11ケタの住民票コードの目的外利用は一切禁止されており、行政機関相互での住民票コードの利用や
名寄せ、検索などデータのマッチング(突き合わせ)もできない仕組みになっています。
法律で規定された事務処理以外の利用はできず、国がさまざまな個人情報を一元的に収集・管理することも
法律上もできません。
したがって、住民票コードをもとに、国があらゆる個人情報を一元的に収集・管理するいわゆる
「国民総背番号制」ではありません。
 平成9年1月にそれまで厚生年金、国民年金加入者番号がバラバラであったものが、政府によって
基礎年金番号として一元化されました。
すべての職歴が網羅されており、住基ネット以上の個人情報でありながら、問題視されなかったのは
不思議なことです。


中高年就職支援センターを視察

 大阪府内の完全失業率は全国で2番目に悪く、特に55歳以上の有効求人倍率(求職者一人当たりの
求人企業数)が0.13と中高年の雇用環境は厳しい状態が続いており、大阪府に対し中高年齢者に配慮した
雇用施策を求めてきましたが、府立労働センター(大阪市中央区)内に府が、今年4月1日に
高齢者職業相談プラザ、7月1日に中高年就職支援センターを開設、7月17日に会派で視察をしました。
 中高年就職支援センターでは、インターネットで求人情報検索や雇用就業に関する相談、相談員と
一対一の職業カウンセリング、履歴書の書き方や面接の受け方のほか、求職活動の仕方など実践に
役立つ各種セミナーも開催しています。
 高齢者職業相談プラザは、55歳以上を対象に就業相談や就職斡旋を行い、府内16カ所の
ハローワークからの求人票の閲覧ができるほか、相談員が求人企業に連絡を入れ面接予約まで行って
くれます。

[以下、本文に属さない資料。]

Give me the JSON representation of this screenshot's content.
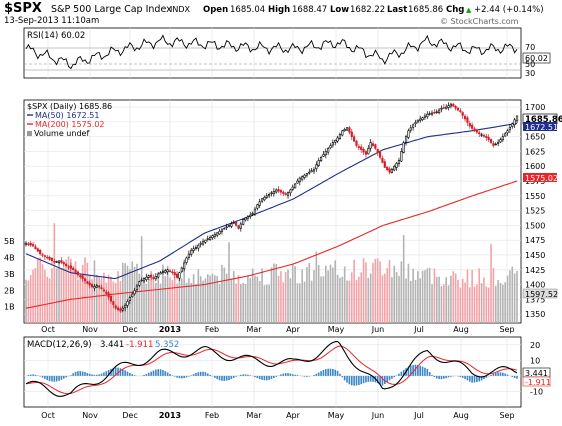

ぜひご利用ください。電話06-6946-2609


淀川舟運復活に活発な動き

 淀川舟運の復活を府議会などで積極的に取上げてきましたが、(本誌79号、80号参照)各地で活発な
動きが出てきました。
8月3日に中司枚方市長の提案で淀川船上サミットが開かれ、太田・大阪府知事、山田・京都府知事、
磯村・大阪市長、桝本・京都市長、秋山・関西経済連合会長、青山・国土交通省事務次官らが参加し、
枚方大橋から淀川を下り船中、淀川舟運をテーマに意見交換を行いました。
 また、同日、大阪商工会議所主催で全国河川舟運サミットも開かれ、荒川、信濃川、新町川、
松江堀川など先駆的な取り組みをしている事例報告を受け淀川舟運の気運を盛り上げました。